At least nine hospitality venues have been forced shut today by the Ministry of Health after visits by two customers instantly made at least 16 staff close contacts, requiring them to isolate.

Hospitality NZ CEO Julie White says the shutdown is the first of its kind, showing that the 10 and 14-day stand-down rule for community infections and their close contacts is about to ravage supply lines, work and social life.

“The shut down will devastate this business owner and change the lives of workers and their friends and families.”

One group which owns eleven popular venues, Republic Hospitality Group, had seven of the eleven shut last night and expects they will likely all have to shut by the end of today, as their staff are forced to isolate because two positive cases have been to their venues.

CEO of the group, Blair Impey, said the sudden shutdown came as a shock.

“Yesterday, we didn’t know there was Covid in Queenstown. On day one 16 staff were forced to isolate. Today, we have seven venues shut, and with this momentum all staff will be out, meaning all venues will be shut by some stage this weekend. That’s not on Covid – that’s the impact of the isolation and stand down rules,” he said.

Isolation was required of all staff who were in the venue with the positive customers (who visited multiple Republic venues) and the staff who were in contact with each other. One staff member out of 110 tested positive for Covid-19.

Blair said there was no subtlety in the designation of close contacts.

“The Ministry of Health didn’t care about who served the infected customers, or who was near them – they decided everyone should be declared a close contact. They showed no regard for our efforts to separate our tables and servers by sections, so in the event of a close contact, only the server would be asked to isolate. Instead, they just asked the whole team and all customers to isolate.”

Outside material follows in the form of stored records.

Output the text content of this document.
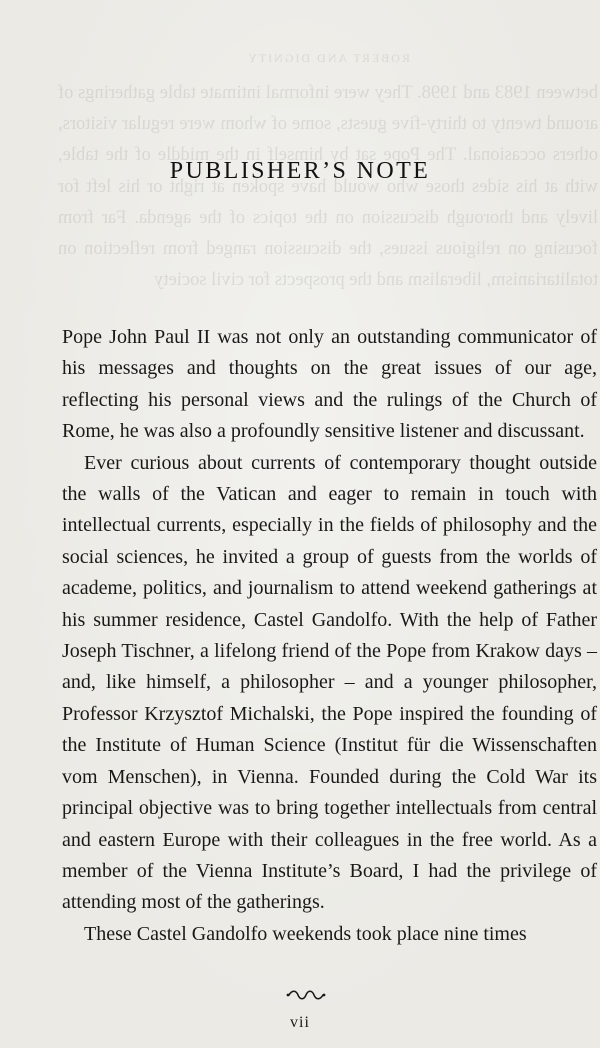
ROBERT AND DIGNITY
between 1983 and 1998. They were informal intimate table gatherings of around twenty to thirty-five guests, some of whom were regular visitors, others occasional. The Pope sat by himself in the middle of the table, with at his sides those who would have spoken at right or his left for lively and thorough discussion on the topics of the agenda. Far from focusing on religious issues, the discussion ranged from reflection on totalitarianism, liberalism and the prospects for civil society
PUBLISHER’S NOTE

Pope John Paul II was not only an outstanding communicator of his messages and thoughts on the great issues of our age, reflecting his personal views and the rulings of the Church of Rome, he was also a profoundly sensitive listener and discussant.

Ever curious about currents of contemporary thought outside the walls of the Vatican and eager to remain in touch with intellectual currents, especially in the fields of philosophy and the social sciences, he invited a group of guests from the worlds of academe, politics, and journalism to attend weekend gatherings at his summer residence, Castel Gandolfo. With the help of Father Joseph Tischner, a lifelong friend of the Pope from Krakow days – and, like himself, a philosopher – and a younger philosopher, Professor Krzysztof Michalski, the Pope inspired the founding of the Institute of Human Science (Institut für die Wissenschaften vom Menschen), in Vienna. Founded during the Cold War its principal objective was to bring together intellectuals from central and eastern Europe with their colleagues in the free world. As a member of the Vienna Institute’s Board, I had the privilege of attending most of the gatherings.

These Castel Gandolfo weekends took place nine times

vii
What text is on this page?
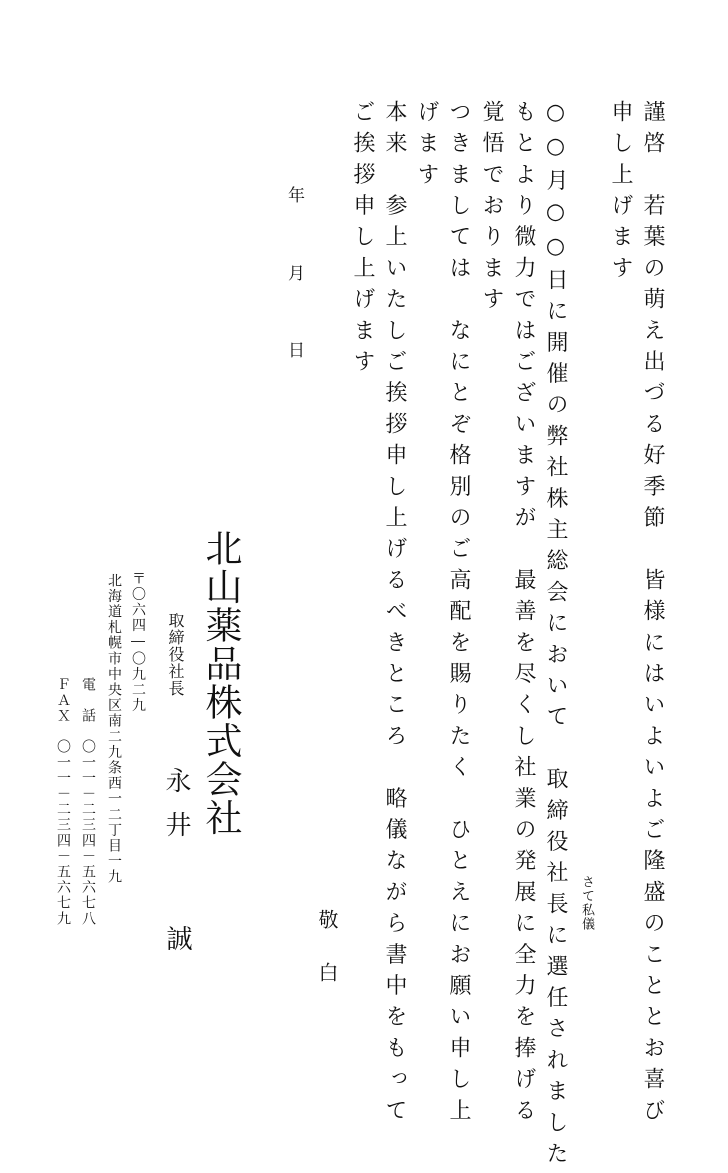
謹啓　若葉の萌え出づる好季節　皆様にはいよいよご隆盛のこととお喜び
申し上げます
○○月○○日に開催の弊社株主総会において　取締役社長に選任されました
もとより微力ではございますが　最善を尽くし社業の発展に全力を捧げる
覚悟でおります
つきましては　なにとぞ格別のご高配を賜りたく　ひとえにお願い申し上
げます
本来　参上いたしご挨拶申し上げるべきところ　略儀ながら書中をもって
ご挨拶申し上げます
さて私儀
敬
白
年
月
日
北山薬品株式会社
取締役社長
永井
誠
〒〇六四―〇九二九
北海道札幌市中央区南二九条西一二丁目一九
電　話　〇一一－二三四－五六七八
ＦＡＸ　〇一一－二三四－五六七九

“We did well today opening four venues with 20 staff out. I really feel for other hospitality operators with single venues. They will struggle to replace their whole teams. It’s not like we can hire new staff, because there is no one available due to the town’s labour shortages - which is due to no immigration.”

“This approach of getting everyone to self-isolate by being somewhat near a positive case, will spark an inferno across the work and social life of NZ – at this rate it’s going to be mayhem for hospitality, and this then affects the vibrancy of each town in NZ,” he said.

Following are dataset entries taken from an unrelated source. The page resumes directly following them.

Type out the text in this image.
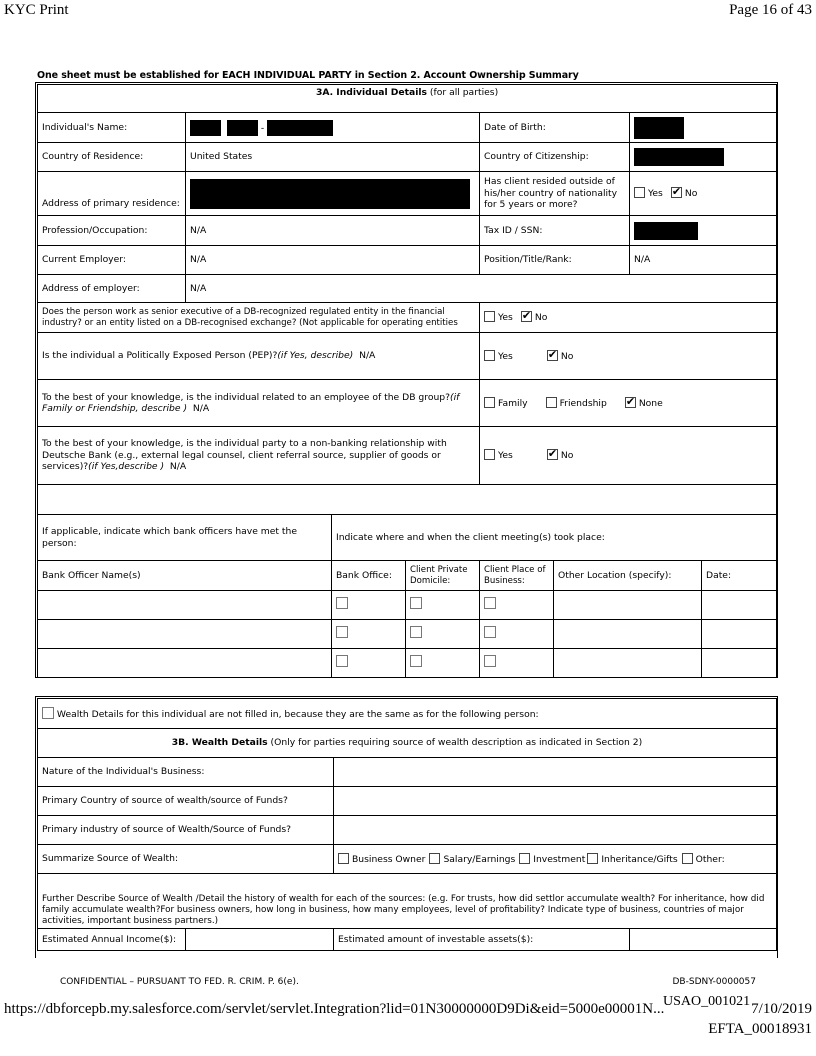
KYC Print	Page 16 of 43
One sheet must be established for EACH INDIVIDUAL PARTY in Section 2. Account Ownership Summary
3A. Individual Details (for all parties)							
Individual's Name:	-			Date of Birth:			
Country of Residence:	United States			Country of Citizenship:			
Address of primary residence:				Has client resided outside of his/her country of nationality for 5 years or more?		Yes ✔ No
Profession/Occupation:	N/A			Tax ID / SSN:			
Current Employer:	N/A			Position/Title/Rank:		N/A	
Address of employer:	N/A						
Does the person work as senior executive of a DB-recognized regulated entity in the financial industry? or an entity listed on a DB-recognised exchange? (Not applicable for operating entities				Yes ✔ No
Is the individual a Politically Exposed Person (PEP)?(if Yes, describe) N/A				Yes ✔ No
To the best of your knowledge, is the individual related to an employee of the DB group?(if Family or Friendship, describe ) N/A				Family Friendship ✔ None
To the best of your knowledge, is the individual party to a non-banking relationship with Deutsche Bank (e.g., external legal counsel, client referral source, supplier of goods or services)?(if Yes,describe ) N/A				Yes ✔ No

If applicable, indicate which bank officers have met the person:		Indicate where and when the client meeting(s) took place:					
Bank Officer Name(s)		Bank Office:	Client Private Domicile:	Client Place of Business:	Other Location (specify):		Date:

Wealth Details for this individual are not filled in, because they are the same as for the following person:			
3B. Wealth Details (Only for parties requiring source of wealth description as indicated in Section 2)			
Nature of the Individual's Business:			
Primary Country of source of wealth/source of Funds?			
Primary industry of source of Wealth/Source of Funds?			
Summarize Source of Wealth:		Business Owner Salary/Earnings Investment Inheritance/Gifts Other:	
Further Describe Source of Wealth /Detail the history of wealth for each of the sources: (e.g. For trusts, how did settlor accumulate wealth? For inheritance, how did family accumulate wealth?For business owners, how long in business, how many employees, level of profitability? Indicate type of business, countries of major activities, important business partners.)			
Estimated Annual Income($):		Estimated amount of investable assets($):	
CONFIDENTIAL – PURSUANT TO FED. R. CRIM. P. 6(e).	DB-SDNY-0000057
https://dbforcepb.my.salesforce.com/servlet/servlet.Integration?lid=01N30000000D9Di&eid=5000e00001N...
USAO_001021 7/10/2019
EFTA_00018931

Blair said willingness to shut down organisations was not balanced by recognition of the costs.

“This is worse than any lockdown. We’ve got costs to pay for each venue, without the income. This stand-down period is a losing game for every hospitality venue once Covid takes hold further.”

“If they’re determined to shut us down to stamp Covid out, then it’s only fair they balance that with the wage subsidy and the resurgence payment,” he said.

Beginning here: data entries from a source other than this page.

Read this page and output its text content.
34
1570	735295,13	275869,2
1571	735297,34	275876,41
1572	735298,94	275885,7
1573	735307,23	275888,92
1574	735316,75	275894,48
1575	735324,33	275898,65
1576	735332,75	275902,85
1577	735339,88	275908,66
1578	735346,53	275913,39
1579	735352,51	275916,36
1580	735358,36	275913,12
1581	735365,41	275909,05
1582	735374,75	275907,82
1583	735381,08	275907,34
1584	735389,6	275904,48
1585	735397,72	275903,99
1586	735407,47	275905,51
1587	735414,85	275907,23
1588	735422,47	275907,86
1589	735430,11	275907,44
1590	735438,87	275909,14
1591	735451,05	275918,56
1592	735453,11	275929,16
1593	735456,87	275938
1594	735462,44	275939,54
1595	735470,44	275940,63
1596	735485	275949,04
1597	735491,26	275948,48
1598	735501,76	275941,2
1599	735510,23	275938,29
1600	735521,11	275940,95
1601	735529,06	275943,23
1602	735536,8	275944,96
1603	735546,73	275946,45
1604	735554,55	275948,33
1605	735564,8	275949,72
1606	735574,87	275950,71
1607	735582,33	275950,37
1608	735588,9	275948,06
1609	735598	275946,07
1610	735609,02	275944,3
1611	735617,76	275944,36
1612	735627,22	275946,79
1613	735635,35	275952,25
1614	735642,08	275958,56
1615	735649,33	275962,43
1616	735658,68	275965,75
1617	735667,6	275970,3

Hospitality owners are carrying a burden for the good of public health, with major costs to bear and no financial support to cover this.”

Blair warned those who thought Rapid Antigen Tests (RATs) were the way to avoid the stand-down impact, that “actually the tests were not currently considered valid by the Ministry of Health.”

“We have RATs available for our team, so we can get them back to work sooner, however, we have been told by the Ministry only PCRs are recognised as valid, which can mean staff are  waiting at home for 24,48, or even 72 hours for results.”

“We should use the UK approach, where you can return to work if you’re negative just on a RAT test.”

“The Government must come to its senses and see the rapid ripple effect these rules have on communities and businesses. At the moment they have not indicated a light at the end of the tunnel. So it seems to me many hospitality operators will fold, as they will not be able to handle going through shutdowns for weeks on end without support. Without hospitality venues, towns become dreary. This is very sad for many communities, whom this can quickly happen to.”